As the vast majority of Individual Voluntary Arrangements last for between 5 and 6 years, a lot can happen during that period. Life has a habit of carrying on, come what may and 6 years is a long time to wait for your IVA to clear from your credit file.
The question has to be, is it possible to get a mortgage whilst you’re still in an IVA?
It is possible, but it is difficult and you will have to meet quite certain requirements and affordability criteria, but it is possible. The reason for the difficulty is that if you’ve arrived at a position where you need an IVA, your credit rating is going to be poor and poor credit ratings don’t typically end up in successful mortgage applications.
Most find it better to wait until the IVA is complete and dropped off your credit file, 6 years after the start date. See our Mortgage after an IVA page.
Whilst the previous statement is true in most cases, the result can be different if you approach a specialist broker who has access to special deals that are geared towards people with an imperfect credit status. It’s true that applying for a mortgage when you’re in an IVA via traditional routes is something of a pointless task, as they only look at your income and your credit rating, but bad credit mortgage criteria will be much broader and flexible.
If you can prove affordability, there’s a chance that you could be approved even whilst you’re in an IVA, but we’re not going to lie, lenders do prefer applications where the IVA has been satisfied and is no longer showing on your credit file, but mortgages during IVAs are not unheard of.
It will probably require a significantly higher deposit than if you were not still in your IVA and the rates available to you will likely be higher, but it is possible.

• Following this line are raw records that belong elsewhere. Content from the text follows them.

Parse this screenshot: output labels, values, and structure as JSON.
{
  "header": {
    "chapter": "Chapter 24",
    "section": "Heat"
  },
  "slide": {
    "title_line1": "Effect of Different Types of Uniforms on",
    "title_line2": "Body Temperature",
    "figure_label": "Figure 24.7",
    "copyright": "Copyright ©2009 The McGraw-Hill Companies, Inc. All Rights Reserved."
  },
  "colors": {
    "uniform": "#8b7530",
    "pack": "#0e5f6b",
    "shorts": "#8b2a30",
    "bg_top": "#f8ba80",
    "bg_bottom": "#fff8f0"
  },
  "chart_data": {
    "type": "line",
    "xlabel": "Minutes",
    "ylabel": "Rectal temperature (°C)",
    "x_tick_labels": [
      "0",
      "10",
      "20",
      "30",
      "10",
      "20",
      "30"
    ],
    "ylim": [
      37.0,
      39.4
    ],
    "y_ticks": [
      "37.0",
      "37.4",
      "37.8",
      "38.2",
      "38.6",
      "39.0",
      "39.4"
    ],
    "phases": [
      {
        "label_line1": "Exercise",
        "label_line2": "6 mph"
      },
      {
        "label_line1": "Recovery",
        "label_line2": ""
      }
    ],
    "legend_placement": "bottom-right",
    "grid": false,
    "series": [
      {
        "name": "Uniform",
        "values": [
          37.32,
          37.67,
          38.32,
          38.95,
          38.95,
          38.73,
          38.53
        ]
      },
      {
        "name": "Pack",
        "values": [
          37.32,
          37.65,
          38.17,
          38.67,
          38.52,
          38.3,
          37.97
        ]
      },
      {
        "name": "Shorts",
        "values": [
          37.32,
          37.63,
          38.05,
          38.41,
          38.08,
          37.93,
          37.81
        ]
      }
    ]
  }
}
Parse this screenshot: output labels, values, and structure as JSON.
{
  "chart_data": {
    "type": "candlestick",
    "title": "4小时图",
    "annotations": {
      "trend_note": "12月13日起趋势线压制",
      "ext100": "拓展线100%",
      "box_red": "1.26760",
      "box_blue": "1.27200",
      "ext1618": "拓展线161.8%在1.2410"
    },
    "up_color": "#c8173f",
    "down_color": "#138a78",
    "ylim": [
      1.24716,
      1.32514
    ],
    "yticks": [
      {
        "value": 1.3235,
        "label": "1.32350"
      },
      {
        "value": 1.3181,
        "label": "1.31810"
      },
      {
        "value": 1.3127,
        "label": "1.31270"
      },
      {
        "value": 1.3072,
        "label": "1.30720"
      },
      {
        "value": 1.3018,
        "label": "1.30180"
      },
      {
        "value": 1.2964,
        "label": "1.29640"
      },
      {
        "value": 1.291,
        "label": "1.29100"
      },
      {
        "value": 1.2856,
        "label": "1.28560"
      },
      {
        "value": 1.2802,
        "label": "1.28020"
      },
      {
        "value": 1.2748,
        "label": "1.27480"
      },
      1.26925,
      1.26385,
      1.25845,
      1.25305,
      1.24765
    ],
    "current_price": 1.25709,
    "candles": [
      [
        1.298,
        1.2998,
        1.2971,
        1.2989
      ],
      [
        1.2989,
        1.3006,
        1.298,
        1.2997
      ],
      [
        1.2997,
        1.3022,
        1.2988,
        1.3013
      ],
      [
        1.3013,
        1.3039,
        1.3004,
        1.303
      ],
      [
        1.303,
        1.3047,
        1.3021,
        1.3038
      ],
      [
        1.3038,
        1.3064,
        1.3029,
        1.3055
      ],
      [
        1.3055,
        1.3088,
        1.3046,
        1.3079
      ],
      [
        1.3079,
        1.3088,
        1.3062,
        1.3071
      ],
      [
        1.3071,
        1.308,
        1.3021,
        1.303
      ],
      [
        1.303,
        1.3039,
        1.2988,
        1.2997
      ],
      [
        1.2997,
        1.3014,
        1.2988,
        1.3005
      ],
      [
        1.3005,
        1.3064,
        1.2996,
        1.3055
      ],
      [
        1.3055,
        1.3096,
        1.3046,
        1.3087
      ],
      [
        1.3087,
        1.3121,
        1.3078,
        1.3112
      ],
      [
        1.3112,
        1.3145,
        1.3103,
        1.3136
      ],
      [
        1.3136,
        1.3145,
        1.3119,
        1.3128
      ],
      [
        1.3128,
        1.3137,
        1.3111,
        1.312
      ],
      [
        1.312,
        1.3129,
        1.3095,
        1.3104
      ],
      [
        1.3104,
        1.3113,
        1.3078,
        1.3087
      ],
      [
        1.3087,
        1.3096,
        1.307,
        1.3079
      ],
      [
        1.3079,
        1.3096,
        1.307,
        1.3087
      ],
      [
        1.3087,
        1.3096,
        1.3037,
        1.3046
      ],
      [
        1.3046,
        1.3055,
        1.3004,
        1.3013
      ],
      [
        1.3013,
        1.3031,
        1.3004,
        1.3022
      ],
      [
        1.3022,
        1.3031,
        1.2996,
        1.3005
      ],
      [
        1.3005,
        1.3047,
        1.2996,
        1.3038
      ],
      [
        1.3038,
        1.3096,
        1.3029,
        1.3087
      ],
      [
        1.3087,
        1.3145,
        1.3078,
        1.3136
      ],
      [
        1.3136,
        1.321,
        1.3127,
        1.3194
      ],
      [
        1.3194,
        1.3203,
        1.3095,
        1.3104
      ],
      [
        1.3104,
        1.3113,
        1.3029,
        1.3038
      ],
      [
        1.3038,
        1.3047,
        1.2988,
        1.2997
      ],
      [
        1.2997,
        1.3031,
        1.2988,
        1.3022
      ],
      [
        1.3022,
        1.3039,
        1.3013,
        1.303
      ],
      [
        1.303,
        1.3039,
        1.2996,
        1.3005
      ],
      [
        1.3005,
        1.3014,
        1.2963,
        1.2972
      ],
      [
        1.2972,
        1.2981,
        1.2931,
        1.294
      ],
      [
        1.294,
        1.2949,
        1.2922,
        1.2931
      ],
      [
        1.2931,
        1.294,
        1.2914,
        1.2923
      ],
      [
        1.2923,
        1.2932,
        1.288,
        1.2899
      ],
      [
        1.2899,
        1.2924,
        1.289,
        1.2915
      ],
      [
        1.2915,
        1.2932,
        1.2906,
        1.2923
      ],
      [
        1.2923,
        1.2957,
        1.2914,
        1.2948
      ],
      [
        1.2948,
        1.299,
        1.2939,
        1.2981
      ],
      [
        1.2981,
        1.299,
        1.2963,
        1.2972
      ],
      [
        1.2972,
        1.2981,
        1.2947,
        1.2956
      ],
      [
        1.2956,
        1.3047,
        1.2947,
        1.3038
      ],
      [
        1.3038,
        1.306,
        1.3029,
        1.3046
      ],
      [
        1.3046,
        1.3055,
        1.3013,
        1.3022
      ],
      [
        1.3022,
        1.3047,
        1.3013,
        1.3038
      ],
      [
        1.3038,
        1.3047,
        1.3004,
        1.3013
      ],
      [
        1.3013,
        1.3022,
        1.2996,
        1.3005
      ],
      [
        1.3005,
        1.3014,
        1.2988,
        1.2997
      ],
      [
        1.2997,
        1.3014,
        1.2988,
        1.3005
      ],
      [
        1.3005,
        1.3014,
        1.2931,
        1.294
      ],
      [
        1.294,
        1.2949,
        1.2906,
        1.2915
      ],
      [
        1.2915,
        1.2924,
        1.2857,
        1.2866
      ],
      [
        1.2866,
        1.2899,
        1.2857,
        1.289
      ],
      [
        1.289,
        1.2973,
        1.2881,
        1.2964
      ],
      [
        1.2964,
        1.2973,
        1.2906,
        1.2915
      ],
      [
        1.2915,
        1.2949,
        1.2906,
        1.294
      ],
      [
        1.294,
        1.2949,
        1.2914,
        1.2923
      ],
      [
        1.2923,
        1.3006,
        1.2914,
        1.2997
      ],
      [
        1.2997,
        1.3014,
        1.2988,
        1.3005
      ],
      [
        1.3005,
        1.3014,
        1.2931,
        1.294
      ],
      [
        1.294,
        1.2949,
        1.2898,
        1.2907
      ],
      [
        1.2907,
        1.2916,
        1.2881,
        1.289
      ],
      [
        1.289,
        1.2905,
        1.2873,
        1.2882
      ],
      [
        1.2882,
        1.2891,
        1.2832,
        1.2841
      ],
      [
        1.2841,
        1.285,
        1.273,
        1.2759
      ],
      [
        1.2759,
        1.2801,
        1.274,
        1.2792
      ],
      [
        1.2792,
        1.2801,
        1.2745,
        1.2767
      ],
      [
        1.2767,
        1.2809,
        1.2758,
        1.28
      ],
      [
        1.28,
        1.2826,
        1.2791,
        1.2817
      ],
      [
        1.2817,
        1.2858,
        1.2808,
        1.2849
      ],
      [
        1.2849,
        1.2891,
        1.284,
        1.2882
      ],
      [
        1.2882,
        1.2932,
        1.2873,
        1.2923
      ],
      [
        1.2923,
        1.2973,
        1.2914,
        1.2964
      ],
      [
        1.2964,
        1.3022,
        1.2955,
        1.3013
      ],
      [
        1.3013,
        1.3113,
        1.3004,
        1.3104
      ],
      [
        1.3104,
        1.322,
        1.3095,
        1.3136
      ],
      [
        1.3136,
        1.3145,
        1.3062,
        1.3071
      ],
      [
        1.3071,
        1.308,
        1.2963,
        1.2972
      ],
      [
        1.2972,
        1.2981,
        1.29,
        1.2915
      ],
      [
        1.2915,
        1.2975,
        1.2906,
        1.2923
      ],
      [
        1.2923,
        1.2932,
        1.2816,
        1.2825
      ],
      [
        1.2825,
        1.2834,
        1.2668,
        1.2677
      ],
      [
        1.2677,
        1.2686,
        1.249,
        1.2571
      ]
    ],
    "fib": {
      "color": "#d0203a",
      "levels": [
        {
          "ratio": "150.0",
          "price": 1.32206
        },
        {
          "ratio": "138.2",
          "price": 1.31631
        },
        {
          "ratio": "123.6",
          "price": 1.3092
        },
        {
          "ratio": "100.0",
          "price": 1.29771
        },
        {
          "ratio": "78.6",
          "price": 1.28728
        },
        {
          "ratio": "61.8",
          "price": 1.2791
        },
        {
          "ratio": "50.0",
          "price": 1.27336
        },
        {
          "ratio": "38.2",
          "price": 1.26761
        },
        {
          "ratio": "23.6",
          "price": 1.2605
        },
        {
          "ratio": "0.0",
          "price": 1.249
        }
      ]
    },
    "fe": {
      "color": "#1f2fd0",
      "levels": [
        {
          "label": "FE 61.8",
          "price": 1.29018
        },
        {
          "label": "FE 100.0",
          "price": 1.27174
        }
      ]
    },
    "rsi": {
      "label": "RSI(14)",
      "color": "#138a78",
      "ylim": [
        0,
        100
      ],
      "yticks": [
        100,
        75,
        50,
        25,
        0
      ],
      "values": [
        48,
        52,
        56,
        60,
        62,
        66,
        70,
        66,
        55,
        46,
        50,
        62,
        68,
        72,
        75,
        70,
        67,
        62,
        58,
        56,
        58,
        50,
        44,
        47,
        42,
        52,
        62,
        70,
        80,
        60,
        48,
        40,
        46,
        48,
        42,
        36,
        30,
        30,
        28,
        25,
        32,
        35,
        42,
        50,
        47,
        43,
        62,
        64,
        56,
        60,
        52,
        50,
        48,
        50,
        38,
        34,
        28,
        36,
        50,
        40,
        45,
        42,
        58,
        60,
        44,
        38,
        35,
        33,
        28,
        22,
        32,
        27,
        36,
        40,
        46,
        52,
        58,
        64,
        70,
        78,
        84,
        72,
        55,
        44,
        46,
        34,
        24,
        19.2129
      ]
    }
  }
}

One factor that could put a stop to your mortgage dreams whilst still in an IVA is your Insolvency Practitioner (IP), who might not agree with you borrowing before the end of your arrangement. If you go ahead with it without their agreement, it could mean your IVA fails.
That’s not to say that they won’t agree, but most usually this is only allowed in an IVA remortgage situation where you’re releasing equity from your existing property to free up a lump sum to pay off your IVA in full.
Where first time buyers are concerned, an instance where your IP might agree to your move of buying a home is when your overall monthly expenditure falls. Rental prices are typically a good deal higher than mortgage repayments, so it could actually be a good move for your creditors too, even though you’re borrowing again before your IVA has finished.